Bryant, W Bart; Yang, Allison; Griffin, Susan H; Zhang, Wei; Rafiq, Ashiq M; Han, Weiping; Deak, Ferenc; Mills, Mary Katherine; Long, Xiaochun; Miano, Joseph M.
Affiliation
  • Bryant WB; Department of Medicine and Vascular Biology Center, Medical College of Georgia at Augusta University, Augusta, Georgia, USA.
  • Yang A; Department of Medicine and Vascular Biology Center, Medical College of Georgia at Augusta University, Augusta, Georgia, USA.
  • Griffin SH; Department of Medicine and Vascular Biology Center, Medical College of Georgia at Augusta University, Augusta, Georgia, USA.
  • Zhang W; Department of Medicine and Vascular Biology Center, Medical College of Georgia at Augusta University, Augusta, Georgia, USA.
  • Rafiq AM; Department of Neuroscience and Regenerative Medicine, Medical College of Georgia at Augusta University, Augusta, Georgia, USA.
  • Han W; Department of Institute of Molecular and Cell Biology (IMCB), Agency for Science, Technology and Research (A*STAR), Singapore, Republic of Singapore.
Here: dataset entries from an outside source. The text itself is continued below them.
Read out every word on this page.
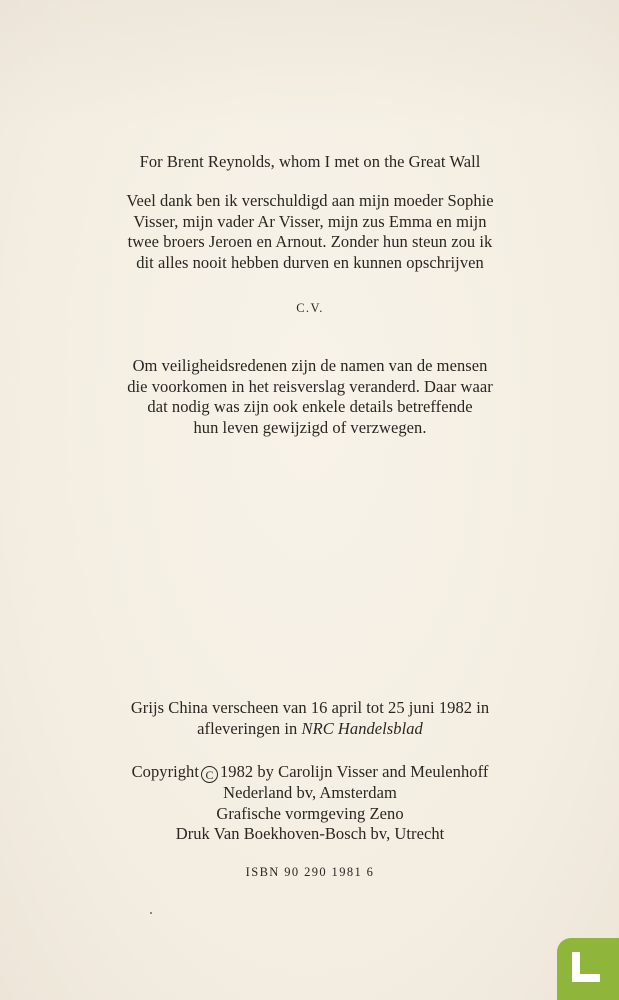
For Brent Reynolds, whom I met on the Great Wall
Veel dank ben ik verschuldigd aan mijn moeder Sophie
Visser, mijn vader Ar Visser, mijn zus Emma en mijn
twee broers Jeroen en Arnout. Zonder hun steun zou ik
dit alles nooit hebben durven en kunnen opschrijven
C.V.
Om veiligheidsredenen zijn de namen van de mensen
die voorkomen in het reisverslag veranderd. Daar waar
dat nodig was zijn ook enkele details betreffende
hun leven gewijzigd of verzwegen.
Grijs China verscheen van 16 april tot 25 juni 1982 in
afleveringen in NRC Handelsblad
Copyright C 1982 by Carolijn Visser and Meulenhoff
Nederland bv, Amsterdam
Grafische vormgeving Zeno
Druk Van Boekhoven-Bosch bv, Utrecht
ISBN 90 290 1981 6
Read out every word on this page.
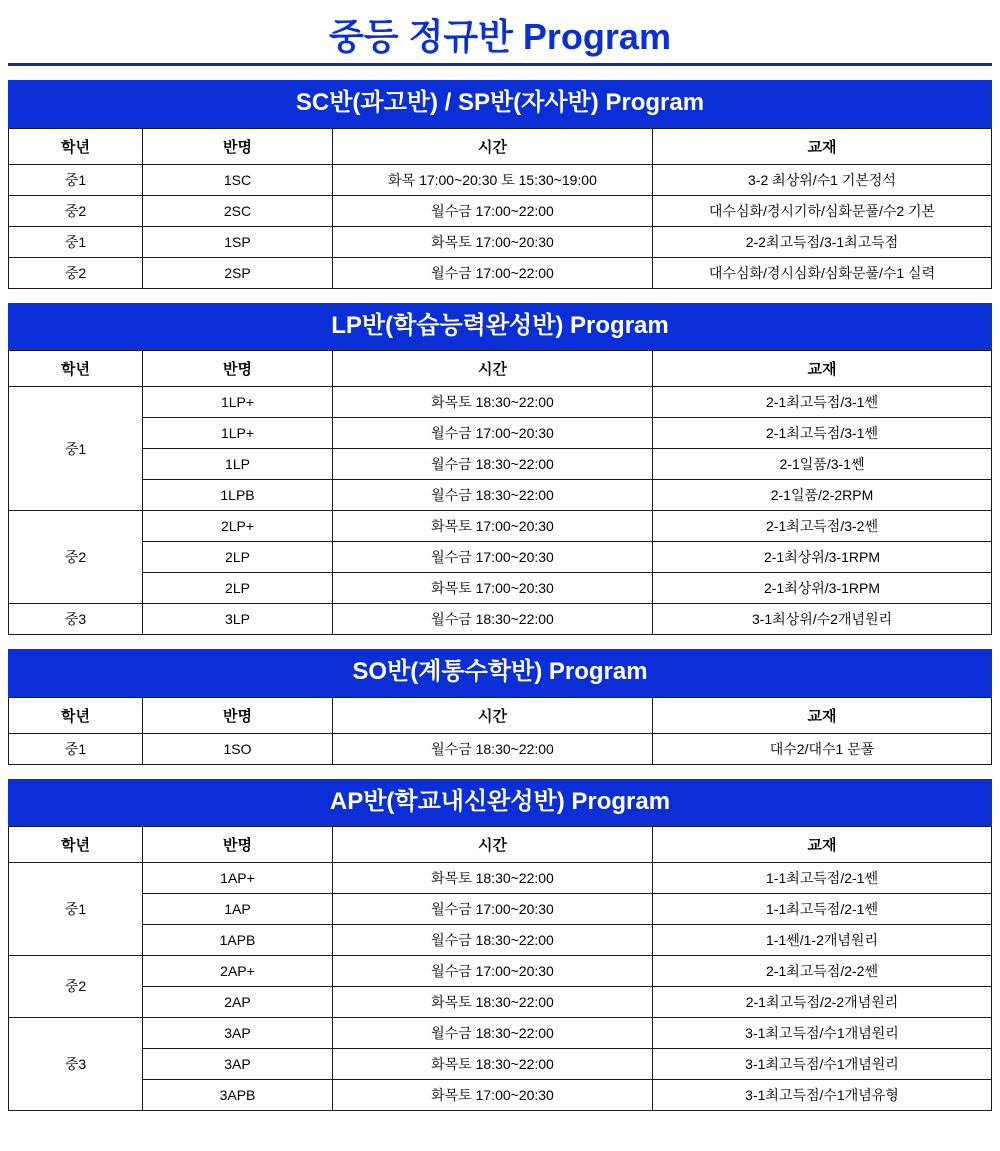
중등 정규반 Program
SC반(과고반) / SP반(자사반) Program
학년	반명	시간	교재
중1	1SC	화목 17:00~20:30 토 15:30~19:00	3-2 최상위/수1 기본정석
중2	2SC	월수금 17:00~22:00	대수심화/경시기하/심화문풀/수2 기본
중1	1SP	화목토 17:00~20:30	2-2최고득점/3-1최고득점
중2	2SP	월수금 17:00~22:00	대수심화/경시심화/심화문풀/수1 실력
LP반(학습능력완성반) Program
학년	반명	시간	교재
중1	1LP+	화목토 18:30~22:00	2-1최고득점/3-1쎈
	1LP+	월수금 17:00~20:30	2-1최고득점/3-1쎈
	1LP	월수금 18:30~22:00	2-1일품/3-1쎈
	1LPB	월수금 18:30~22:00	2-1일품/2-2RPM
중2	2LP+	화목토 17:00~20:30	2-1최고득점/3-2쎈
	2LP	월수금 17:00~20:30	2-1최상위/3-1RPM
	2LP	화목토 17:00~20:30	2-1최상위/3-1RPM
중3	3LP	월수금 18:30~22:00	3-1최상위/수2개념원리
SO반(계통수학반) Program
학년	반명	시간	교재
중1	1SO	월수금 18:30~22:00	대수2/대수1 문풀
AP반(학교내신완성반) Program
학년	반명	시간	교재
중1	1AP+	화목토 18:30~22:00	1-1최고득점/2-1쎈
	1AP	월수금 17:00~20:30	1-1최고득점/2-1쎈
	1APB	월수금 18:30~22:00	1-1쎈/1-2개념원리
중2	2AP+	월수금 17:00~20:30	2-1최고득점/2-2쎈
	2AP	화목토 18:30~22:00	2-1최고득점/2-2개념원리
중3	3AP	월수금 18:30~22:00	3-1최고득점/수1개념원리
	3AP	화목토 18:30~22:00	3-1최고득점/수1개념원리
	3APB	화목토 17:00~20:30	3-1최고득점/수1개념유형
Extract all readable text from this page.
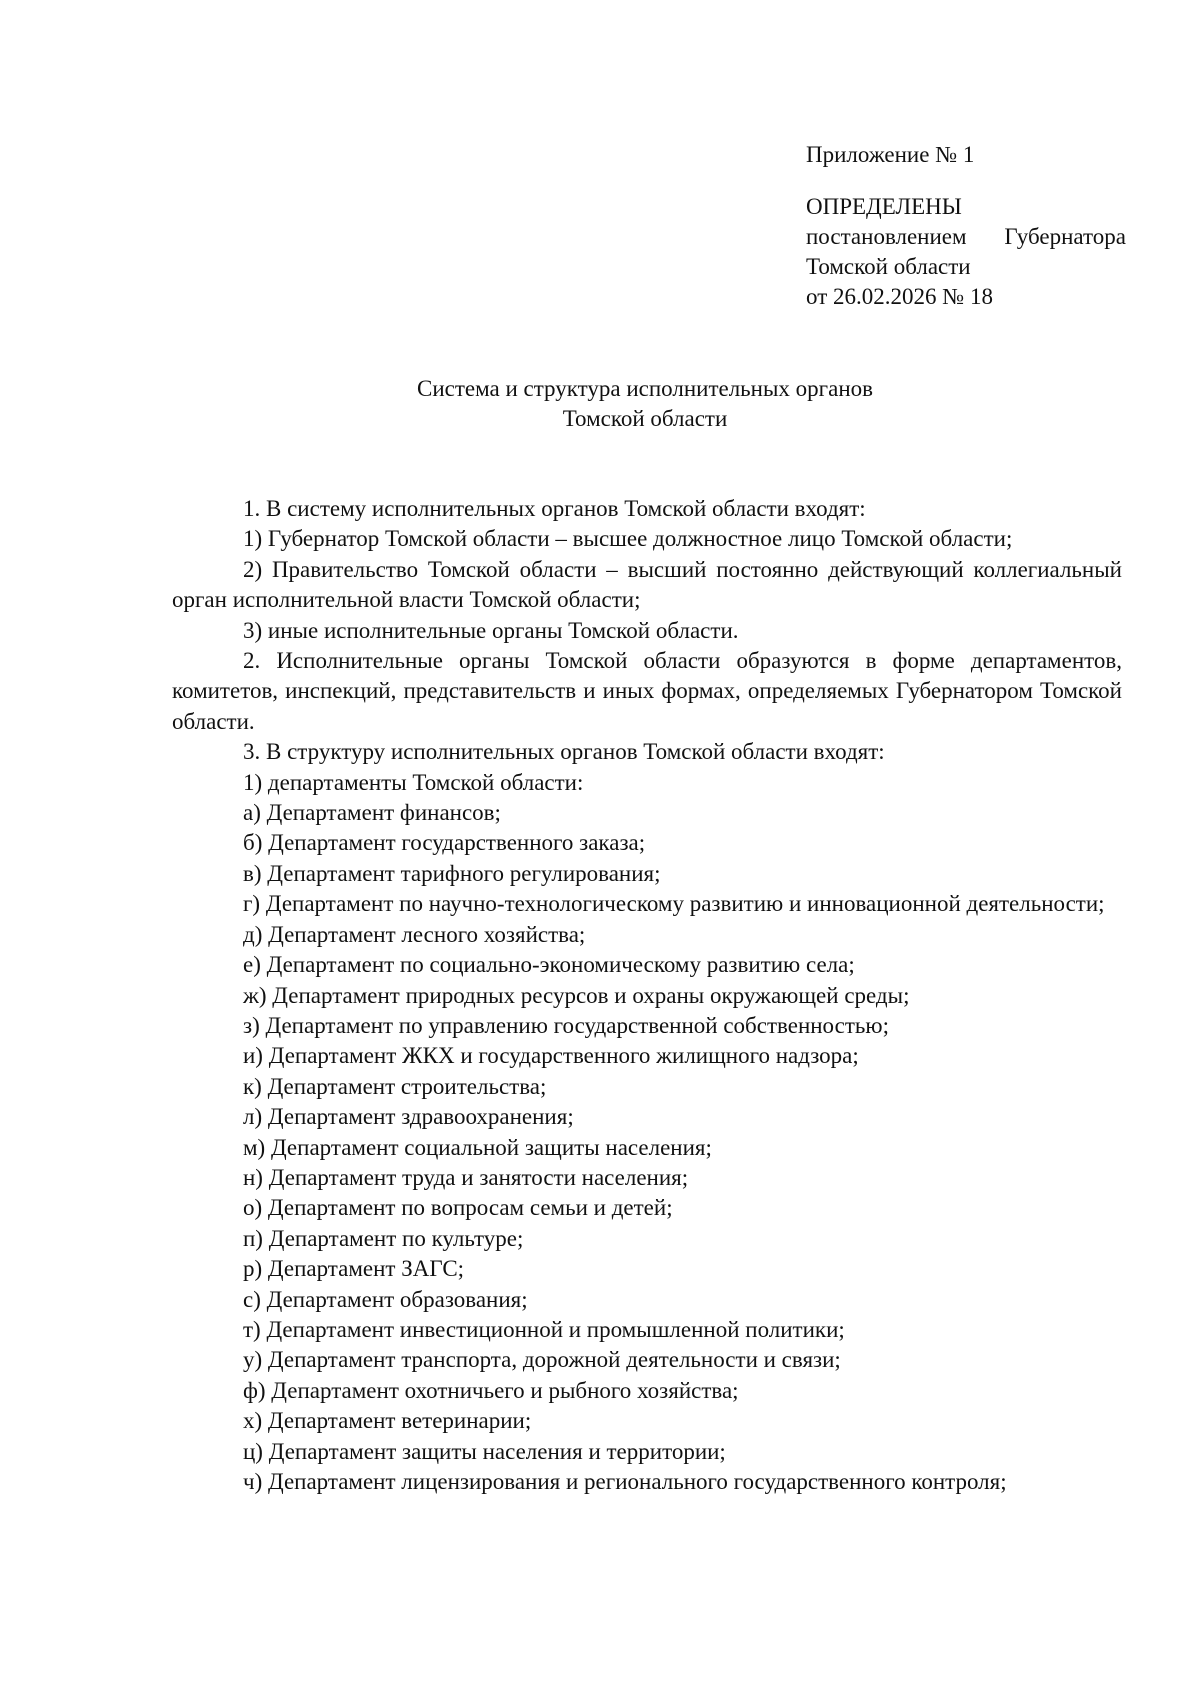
Приложение № 1
ОПРЕДЕЛЕНЫ
постановлением Губернатора
Томской области
от 26.02.2026 № 18
Система и структура исполнительных органов
Томской области

1. В систему исполнительных органов Томской области входят:

1) Губернатор Томской области – высшее должностное лицо Томской области;

2) Правительство Томской области – высший постоянно действующий коллегиальный орган исполнительной власти Томской области;

3) иные исполнительные органы Томской области.

2. Исполнительные органы Томской области образуются в форме департаментов, комитетов, инспекций, представительств и иных формах, определяемых Губернатором Томской области.

3. В структуру исполнительных органов Томской области входят:

1) департаменты Томской области:

а) Департамент финансов;

б) Департамент государственного заказа;

в) Департамент тарифного регулирования;

г) Департамент по научно-технологическому развитию и инновационной деятельности;

д) Департамент лесного хозяйства;

е) Департамент по социально-экономическому развитию села;

ж) Департамент природных ресурсов и охраны окружающей среды;

з) Департамент по управлению государственной собственностью;

и) Департамент ЖКХ и государственного жилищного надзора;

к) Департамент строительства;

л) Департамент здравоохранения;

м) Департамент социальной защиты населения;

н) Департамент труда и занятости населения;

о) Департамент по вопросам семьи и детей;

п) Департамент по культуре;

р) Департамент ЗАГС;

с) Департамент образования;

т) Департамент инвестиционной и промышленной политики;

у) Департамент транспорта, дорожной деятельности и связи;

ф) Департамент охотничьего и рыбного хозяйства;

х) Департамент ветеринарии;

ц) Департамент защиты населения и территории;

ч) Департамент лицензирования и регионального государственного контроля;
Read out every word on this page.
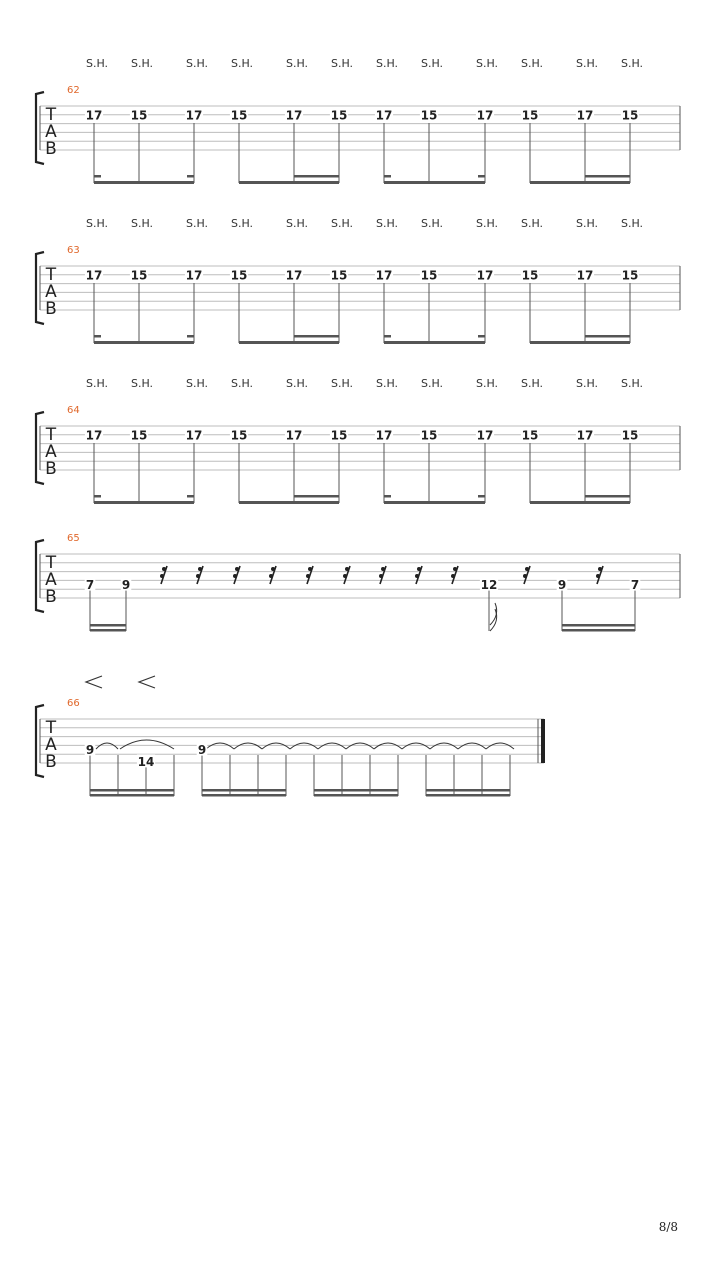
T
A
B
62
S.H. S.H.	S.H. S.H.	S.H. S.H. S.H. S.H.	S.H. S.H.	S.H. S.H.
17 15	17 15	17 15 17 15	17 15	17 15
T
A
B
63
S.H. S.H.	S.H. S.H.	S.H. S.H. S.H. S.H.	S.H. S.H.	S.H. S.H.
17 15	17 15	17 15 17 15	17 15	17 15
T
A
B
64
S.H. S.H.	S.H. S.H.	S.H. S.H. S.H. S.H.	S.H. S.H.	S.H. S.H.
17 15	17 15	17 15 17 15	17 15	17 15
T
A
B
65
7 9	12	9	7
T
A
B
66
9
14
9
8/8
  • Deak F; Department of Neuroscience and Regenerative Medicine, Medical College of Georgia at Augusta University, Augusta, Georgia, USA.
  • Mills MK; Department of Department of Biology and Geology, University of South Carolina Aiken, Aiken, South Carolina, USA.
  • Long X; Department of Medicine and Vascular Biology Center, Medical College of Georgia at Augusta University, Augusta, Georgia, USA.
  • Miano JM; Department of Medicine and Vascular Biology Center, Medical College of Georgia at Augusta University, Augusta, Georgia, USA.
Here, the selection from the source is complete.